Below, we read a minibatch and print the shape of the image and label. The shape of the image is the same as in the previous experiment (batch size, number of channels, height, width). The shape of the label is (batch size, \(m\), 5), where \(m\) is equal to the maximum number of bounding boxes contained in a single image in the dataset. Although computation for the minibatch is very efficient, it requires each image to contain the same number of bounding boxes so that they can be placed in the same batch. Since each image may have a different number of bounding boxes, we can add illegal bounding boxes to images that have less than \(m\) bounding boxes until each image contains \(m\) bounding boxes. Thus, we can read a minibatch of images each time. The label of each bounding box in the image is represented by an array of length 5. The first element in the array is the category of the object contained in the bounding box. When the value is -1, the bounding box is an illegal bounding box for filling purpose. The remaining four elements of the array represent the \(x, y\) axis coordinates of the upper-left corner of the bounding box and the \(x, y\) axis coordinates of the lower-right corner of the bounding box (the value range is between 0 and 1). The banana dataset here has only one bounding box per image, so \(m=1\).

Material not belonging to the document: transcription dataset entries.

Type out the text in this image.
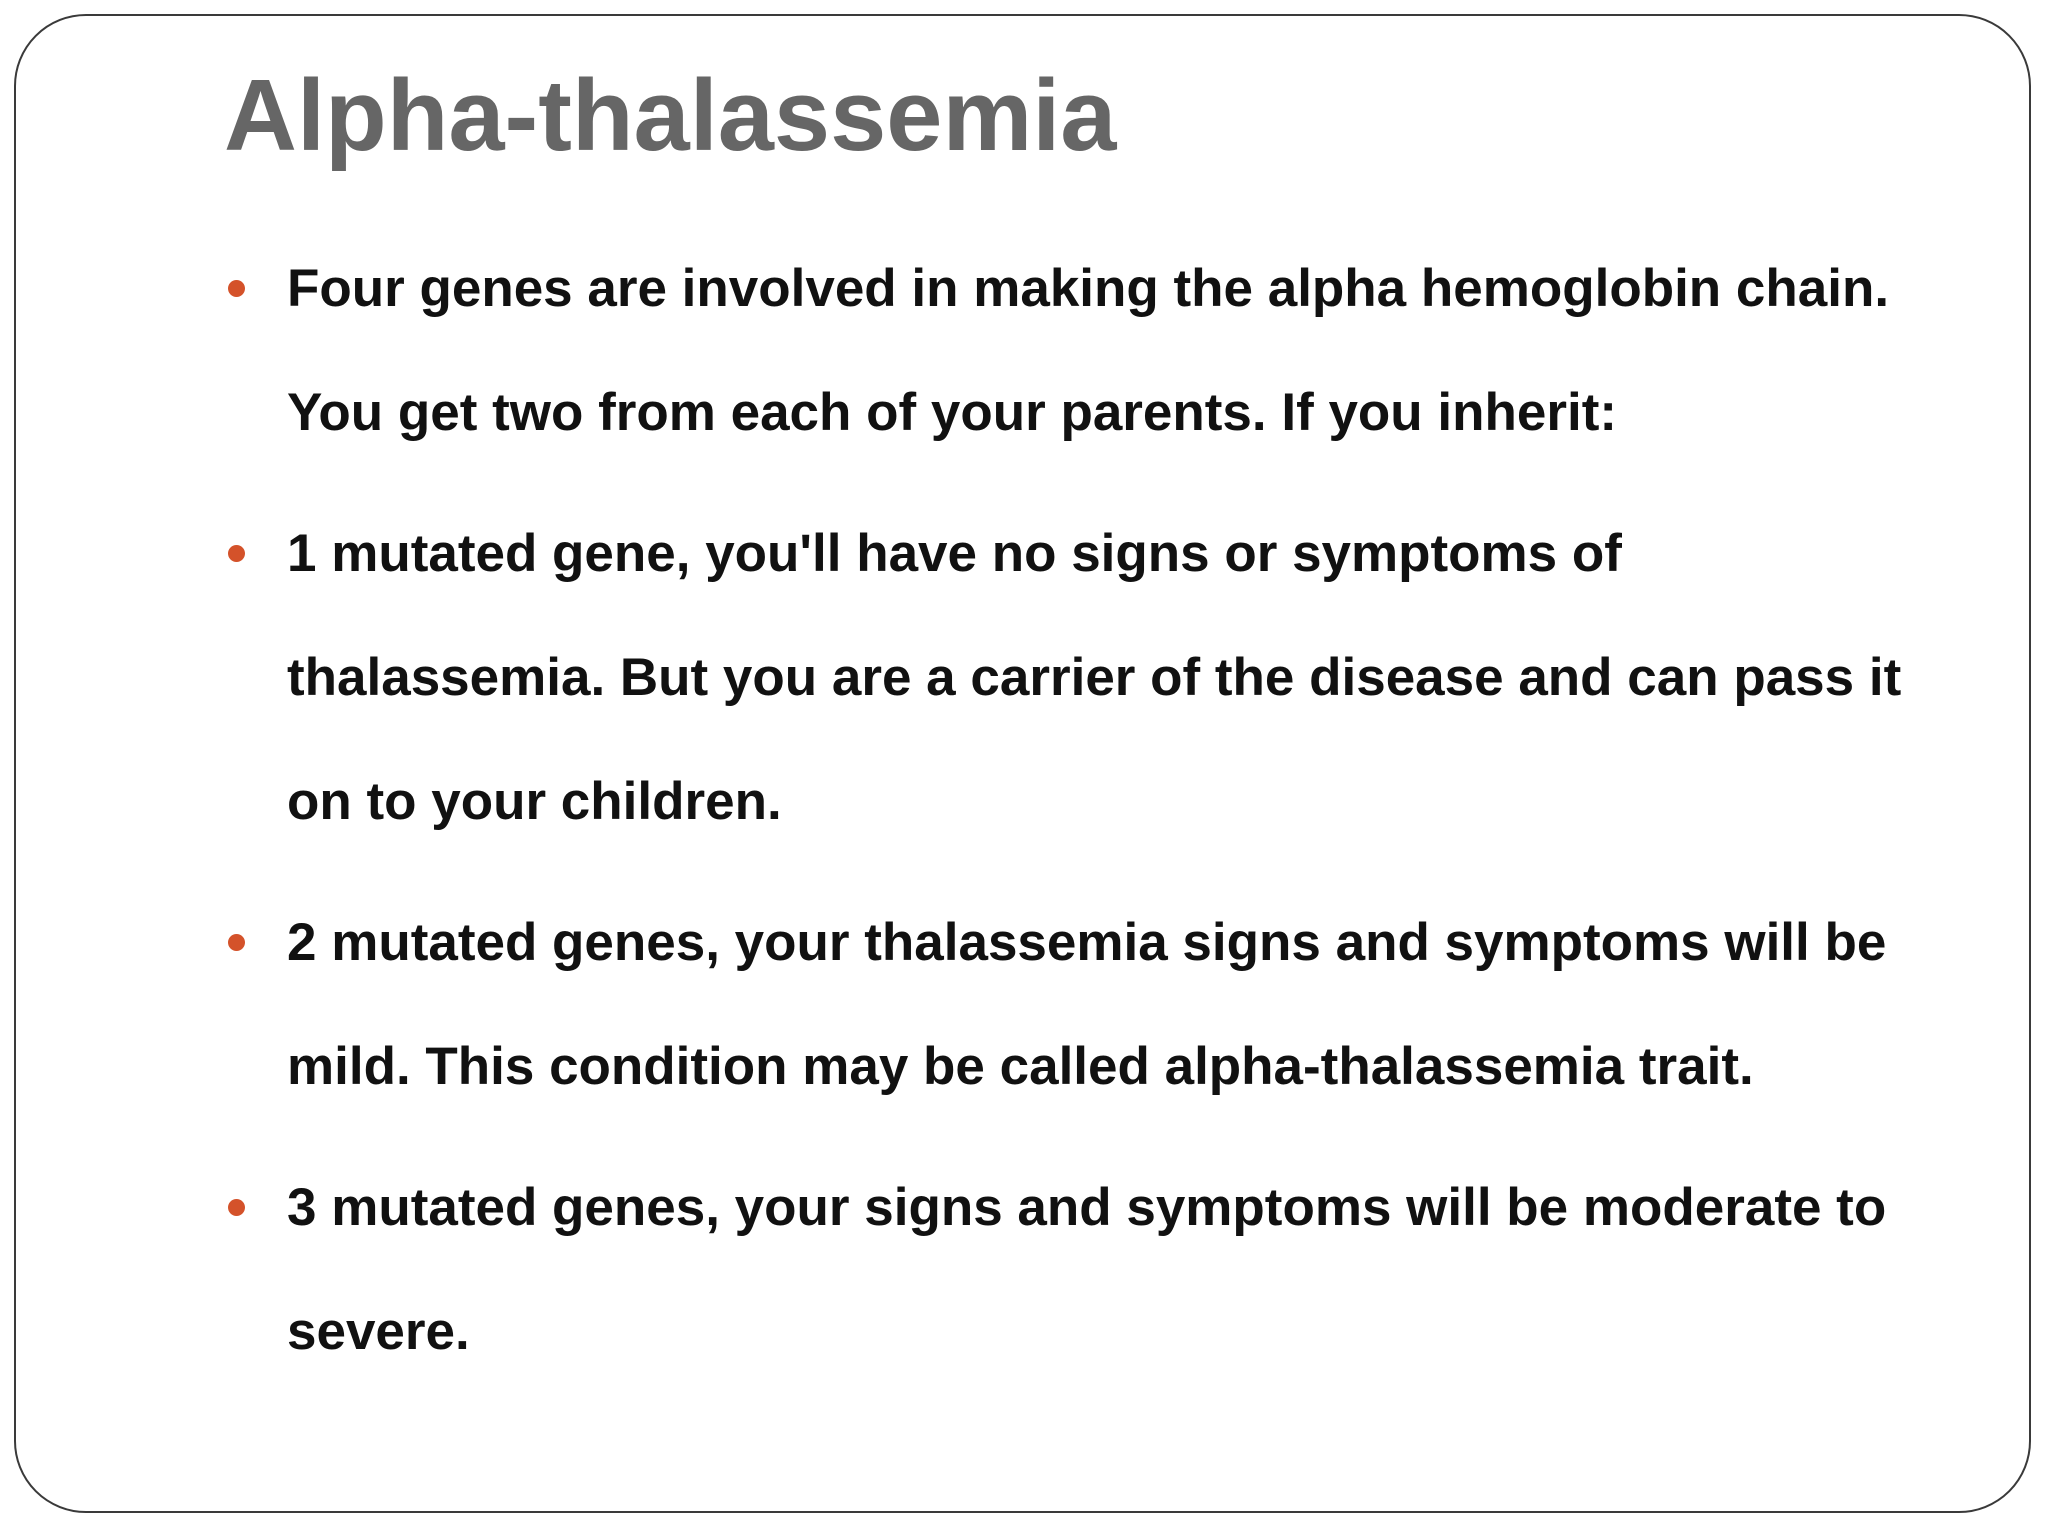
Alpha-thalassemia
Four genes are involved in making the alpha hemoglobin chain. You get two from each of your parents. If you inherit:
1 mutated gene, you'll have no signs or symptoms of thalassemia. But you are a carrier of the disease and can pass it on to your children.
2 mutated genes, your thalassemia signs and symptoms will be mild. This condition may be called alpha-thalassemia trait.
3 mutated genes, your signs and symptoms will be moderate to severe.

NDManager manager = NDManager.newBaseManager();

Batch batch = trainIter.getData(manager).iterator().next();
System.out.println(batch.getData().get(0).getShape() + ", " + batch.getLabels().get(0).getShape());
(32, 3, 256, 256), (32, 1, 5)

13.4.3. Demonstration

We have ten images with bounding boxes on them. We can see that the angle, size, and position of banana are different in each image. Of course, this is a simple artificial dataset. In actual practice, the data are usually much more complicated.

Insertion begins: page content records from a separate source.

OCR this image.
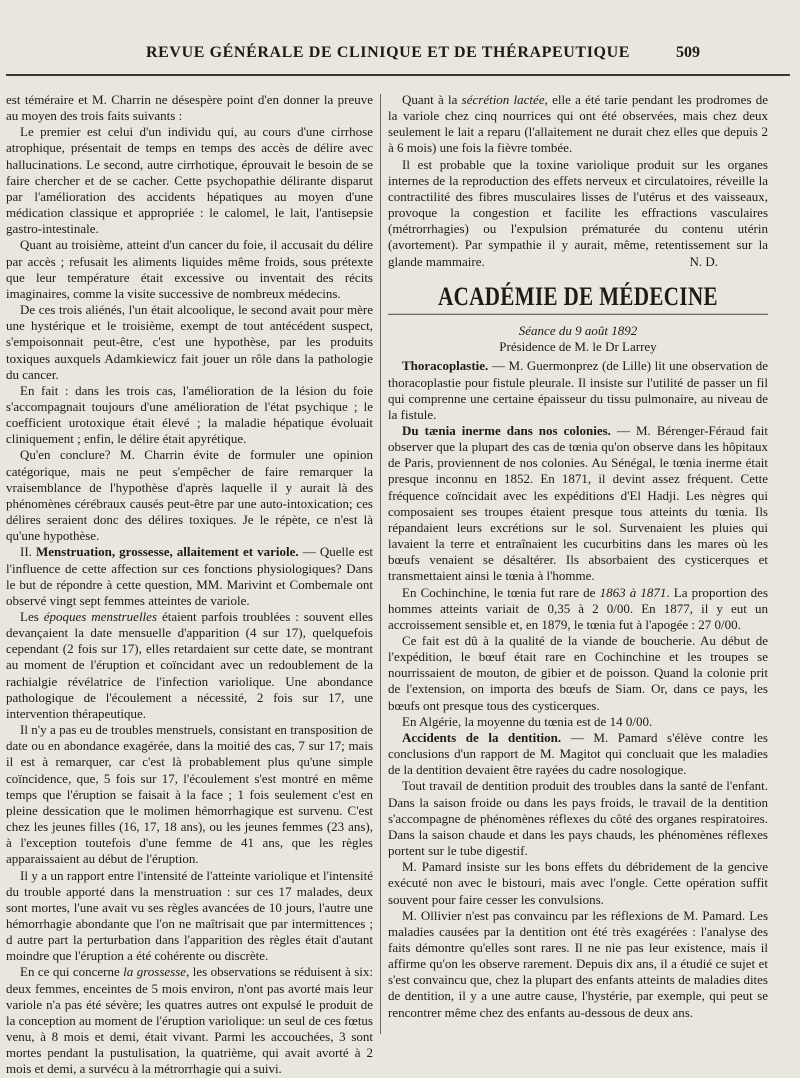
REVUE GÉNÉRALE DE CLINIQUE ET DE THÉRAPEUTIQUE	509

est téméraire et M. Charrin ne désespère point d'en donner la preuve au moyen des trois faits suivants :

Le premier est celui d'un individu qui, au cours d'une cirrhose atrophique, présentait de temps en temps des accès de délire avec hallucinations. Le second, autre cirrhotique, éprouvait le besoin de se faire chercher et de se cacher. Cette psychopathie délirante disparut par l'amélioration des accidents hépatiques au moyen d'une médication classique et appropriée : le calomel, le lait, l'antisepsie gastro-intestinale.

Quant au troisième, atteint d'un cancer du foie, il accusait du délire par accès ; refusait les aliments liquides même froids, sous prétexte que leur température était excessive ou inventait des récits imaginaires, comme la visite successive de nombreux médecins.

De ces trois aliénés, l'un était alcoolique, le second avait pour mère une hystérique et le troisième, exempt de tout antécédent suspect, s'empoisonnait peut-être, c'est une hypothèse, par les produits toxiques auxquels Adamkiewicz fait jouer un rôle dans la pathologie du cancer.

En fait : dans les trois cas, l'amélioration de la lésion du foie s'accompagnait toujours d'une amélioration de l'état psychique ; le coefficient urotoxique était élevé ; la maladie hépatique évoluait cliniquement ; enfin, le délire était apyrétique.

Qu'en conclure? M. Charrin évite de formuler une opinion catégorique, mais ne peut s'empêcher de faire remarquer la vraisemblance de l'hypothèse d'après laquelle il y aurait là des phénomènes cérébraux causés peut-être par une auto-intoxication; ces délires seraient donc des délires toxiques. Je le répète, ce n'est là qu'une hypothèse.

II. Menstruation, grossesse, allaitement et variole. — Quelle est l'influence de cette affection sur ces fonctions physiologiques? Dans le but de répondre à cette question, MM. Marivint et Combemale ont observé vingt sept femmes atteintes de variole.

Les époques menstruelles étaient parfois troublées : souvent elles devançaient la date mensuelle d'apparition (4 sur 17), quelquefois cependant (2 fois sur 17), elles retardaient sur cette date, se montrant au moment de l'éruption et coïncidant avec un redoublement de la rachialgie révélatrice de l'infection variolique. Une abondance pathologique de l'écoulement a nécessité, 2 fois sur 17, une intervention thérapeutique.

Il n'y a pas eu de troubles menstruels, consistant en transposition de date ou en abondance exagérée, dans la moitié des cas, 7 sur 17; mais il est à remarquer, car c'est là probablement plus qu'une simple coïncidence, que, 5 fois sur 17, l'écoulement s'est montré en même temps que l'éruption se faisait à la face ; 1 fois seulement c'est en pleine dessication que le molimen hémorrhagique est survenu. C'est chez les jeunes filles (16, 17, 18 ans), ou les jeunes femmes (23 ans), à l'exception toutefois d'une femme de 41 ans, que les règles apparaissaient au début de l'éruption.

Il y a un rapport entre l'intensité de l'atteinte variolique et l'intensité du trouble apporté dans la menstruation : sur ces 17 malades, deux sont mortes, l'une avait vu ses règles avancées de 10 jours, l'autre une hémorrhagie abondante que l'on ne maîtrisait que par intermittences ; d autre part la perturbation dans l'apparition des règles était d'autant moindre que l'éruption a été cohérente ou discrète.

En ce qui concerne la grossesse, les observations se réduisent à six: deux femmes, enceintes de 5 mois environ, n'ont pas avorté mais leur variole n'a pas été sévère; les quatres autres ont expulsé le produit de la conception au moment de l'éruption variolique: un seul de ces fœtus venu, à 8 mois et demi, était vivant. Parmi les accouchées, 3 sont mortes pendant la pustulisation, la quatrième, qui avait avorté à 2 mois et demi, a survécu à la métrorrhagie qui a suivi.

Quant à la sécrétion lactée, elle a été tarie pendant les prodromes de la variole chez cinq nourrices qui ont été observées, mais chez deux seulement le lait a reparu (l'allaitement ne durait chez elles que depuis 2 à 6 mois) une fois la fièvre tombée.

Il est probable que la toxine variolique produit sur les organes internes de la reproduction des effets nerveux et circulatoires, réveille la contractilité des fibres musculaires lisses de l'utérus et des vaisseaux, provoque la congestion et facilite les effractions vasculaires (métrorrhagies) ou l'expulsion prématurée du contenu utérin (avortement). Par sympathie il y aurait, même, retentissement sur la glande mammaire.	N. D.

ACADÉMIE DE MÉDECINE

Séance du 9 août 1892

Présidence de M. le Dr Larrey

Thoracoplastie. — M. Guermonprez (de Lille) lit une observation de thoracoplastie pour fistule pleurale. Il insiste sur l'utilité de passer un fil qui comprenne une certaine épaisseur du tissu pulmonaire, au niveau de la fistule.

Du tænia inerme dans nos colonies. — M. Bérenger-Féraud fait observer que la plupart des cas de tœnia qu'on observe dans les hôpitaux de Paris, proviennent de nos colonies. Au Sénégal, le tœnia inerme était presque inconnu en 1852. En 1871, il devint assez fréquent. Cette fréquence coïncidait avec les expéditions d'El Hadji. Les nègres qui composaient ses troupes étaient presque tous atteints du tœnia. Ils répandaient leurs excrétions sur le sol. Survenaient les pluies qui lavaient la terre et entraînaient les cucurbitins dans les mares où les bœufs venaient se désaltérer. Ils absorbaient des cysticerques et transmettaient ainsi le tœnia à l'homme.

En Cochinchine, le tœnia fut rare de 1863 à 1871. La proportion des hommes atteints variait de 0,35 à 2 0/00. En 1877, il y eut un accroissement sensible et, en 1879, le tœnia fut à l'apogée : 27 0/00.

Ce fait est dû à la qualité de la viande de boucherie. Au début de l'expédition, le bœuf était rare en Cochinchine et les troupes se nourrissaient de mouton, de gibier et de poisson. Quand la colonie prit de l'extension, on importa des bœufs de Siam. Or, dans ce pays, les bœufs ont presque tous des cysticerques.

En Algérie, la moyenne du tœnia est de 14 0/00.

Accidents de la dentition. — M. Pamard s'élève contre les conclusions d'un rapport de M. Magitot qui concluait que les maladies de la dentition devaient être rayées du cadre nosologique.

Tout travail de dentition produit des troubles dans la santé de l'enfant. Dans la saison froide ou dans les pays froids, le travail de la dentition s'accompagne de phénomènes réflexes du côté des organes respiratoires. Dans la saison chaude et dans les pays chauds, les phénomènes réflexes portent sur le tube digestif.

M. Pamard insiste sur les bons effets du débridement de la gencive exécuté non avec le bistouri, mais avec l'ongle. Cette opération suffit souvent pour faire cesser les convulsions.

M. Ollivier n'est pas convaincu par les réflexions de M. Pamard. Les maladies causées par la dentition ont été très exagérées : l'analyse des faits démontre qu'elles sont rares. Il ne nie pas leur existence, mais il affirme qu'on les observe rarement. Depuis dix ans, il a étudié ce sujet et s'est convaincu que, chez la plupart des enfants atteints de maladies dites de dentition, il y a une autre cause, l'hystérie, par exemple, qui peut se rencontrer même chez des enfants au-dessous de deux ans.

public static BufferedImage showImages(Image[] dataset, int width, int height) {
    int col = 1280 / width;
    int row = (dataset.length + col - 1) / col;
    int w = col * (width + 3);
    int h = row * (height + 3);
    BufferedImage bi = new BufferedImage(w + 3, h, BufferedImage.TYPE_INT_RGB);
    Graphics2D g = bi.createGraphics();

    for (int i = 0; i < dataset.length; i++) {
        Image image = dataset[i];
        BufferedImage img = (BufferedImage) image.getWrappedImage();
        int x = (i % col) * (width + 3) + 3;
        int y = (i / col) * (height + 3) + 3;
        g.drawImage(img, x, y, width, height, null);
    }
    g.dispose();
    return bi;
}
Image[] imageArr = new Image[10];
List<List<String>> classNames = new ArrayList();
List<List<Double>> prob = new ArrayList<>();
List<List<BoundingBox>> boxes = new ArrayList<>();

Batch batch = trainIter.getData(manager).iterator().next();
for (int i=0; i < 10; i++) {
    NDArray imgData = batch.getData().get(0).get(i);
    imgData.muli(255);
    NDArray imgLabel = batch.getLabels().get(0).get(i);

    List<String> bananaList = new ArrayList<>();
    bananaList.add("banana");
    classNames.add(new ArrayList<>(bananaList));

    List<Double> probabilityList = new ArrayList<>();
    probabilityList.add(1.0);
    prob.add(new ArrayList<>(probabilityList));

    List<BoundingBox> boundBoxes = new ArrayList<>();

    float[] coord = imgLabel.get(0).toFloatArray();
    double first = (double) (coord[1]);
    double second = (double) (coord[2]);
    double third = (double) (coord[3]);
    double fourth = (double) (coord[4]);

    boundBoxes.add(new Rectangle(first, second, (third-first), (fourth-second)));

    boxes.add(new ArrayList<>(boundBoxes));
    DetectedObjects detectedObjects = new DetectedObjects(classNames.get(i), prob.get(i), boxes.get(i));
    imageArr[i] = ImageFactory.getInstance().fromNDArray(imgData.toType(DataType.INT8, true));
    imageArr[i].drawBoundingBoxes(detectedObjects);
}

// refer to https://github.com/deepjavalibrary/d2l-java/tree/master/documentation/troubleshoot.md
// if you encounter X11 errors when drawing bounding boxes.
showImages(imageArr, 256, 256)
../_images/output_object-detection-dataset_42a473_10_0.png

13.4.4. Summary

  • The banana detection dataset we synthesized can be used to test object detection models.

  • The data reading for object detection is similar to that for image classification. However, after we introduce bounding boxes, the label shape and image augmentation (e.g., random cropping) are changed.